The proposal to disband the Health Research Council was met by a deafening silence. Is this a sign that our health researchers and academics are so demoralised that they have lost their mojo? Some of us can remember the huge – and often acrimonious – debate in 1989, when the Medical Research Council was to be replaced by the HRC, with a greater emphasis on public health, Māori health, and ethics. That reform was minor tinkering compared with the current proposal.

The HRC board has been chaired, for more than a decade, by Dr Lester Levy. I have seen no public comment from him on the proposal to close the organisation. Some health researchers have suggested to me that one reason for their muted reaction is that they have become disillusioned by the performance of the HRC in recent years. Apparently the funding for evaluation of research proposals has been slashed. This means that previous peer review processes are now skipped, with funding decisions made by members of assessing committees who cannot possibly have expert knowledge on all the research proposals they have to consider.

If the HRC has problems, the solution is reform, not abolition. Because this is a statutory organisation, it can be disestablished only by an Act of Parliament. I trust that a select committee process will enable interested parties to put forward their views, on what is a very radical proposal.

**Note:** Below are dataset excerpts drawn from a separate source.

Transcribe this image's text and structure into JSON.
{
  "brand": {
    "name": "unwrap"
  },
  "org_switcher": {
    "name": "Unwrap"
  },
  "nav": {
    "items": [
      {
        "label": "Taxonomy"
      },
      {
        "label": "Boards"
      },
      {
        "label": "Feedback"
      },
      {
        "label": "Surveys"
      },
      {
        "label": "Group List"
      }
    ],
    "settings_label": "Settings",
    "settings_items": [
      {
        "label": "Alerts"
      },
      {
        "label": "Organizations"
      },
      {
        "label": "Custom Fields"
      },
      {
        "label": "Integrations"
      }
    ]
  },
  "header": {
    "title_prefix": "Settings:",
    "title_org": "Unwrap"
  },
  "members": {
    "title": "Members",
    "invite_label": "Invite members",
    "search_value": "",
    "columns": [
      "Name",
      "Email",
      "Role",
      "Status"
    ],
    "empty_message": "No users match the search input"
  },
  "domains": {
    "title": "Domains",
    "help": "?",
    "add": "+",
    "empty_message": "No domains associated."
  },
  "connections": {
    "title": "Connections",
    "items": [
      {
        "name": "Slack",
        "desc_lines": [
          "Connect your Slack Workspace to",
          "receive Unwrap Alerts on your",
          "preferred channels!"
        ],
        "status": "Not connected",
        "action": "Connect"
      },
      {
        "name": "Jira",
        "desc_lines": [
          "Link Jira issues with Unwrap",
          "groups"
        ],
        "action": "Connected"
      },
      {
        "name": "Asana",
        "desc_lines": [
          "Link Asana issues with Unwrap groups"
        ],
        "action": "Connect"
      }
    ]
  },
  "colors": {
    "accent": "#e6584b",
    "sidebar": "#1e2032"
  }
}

In particular, I hope the Government will not run down the organisation before Parliament has made its decision. Premature actions by earlier governments, in disbanding Crown entities such as the Public Health Commission, have lent weight to the suggestion that the New Zealand system of governance sometimes seems like dictatorship by the executive. 

In recent decades, New Zealanders have proved adept at demolishing organisations, but not so clever at replacing them with institutions that are effective and enduring. Nowhere has this been more evident than in the health system. We should think carefully before accepting that, unlike other developed countries, New Zealand has no need for a national body dedicated to fostering health research.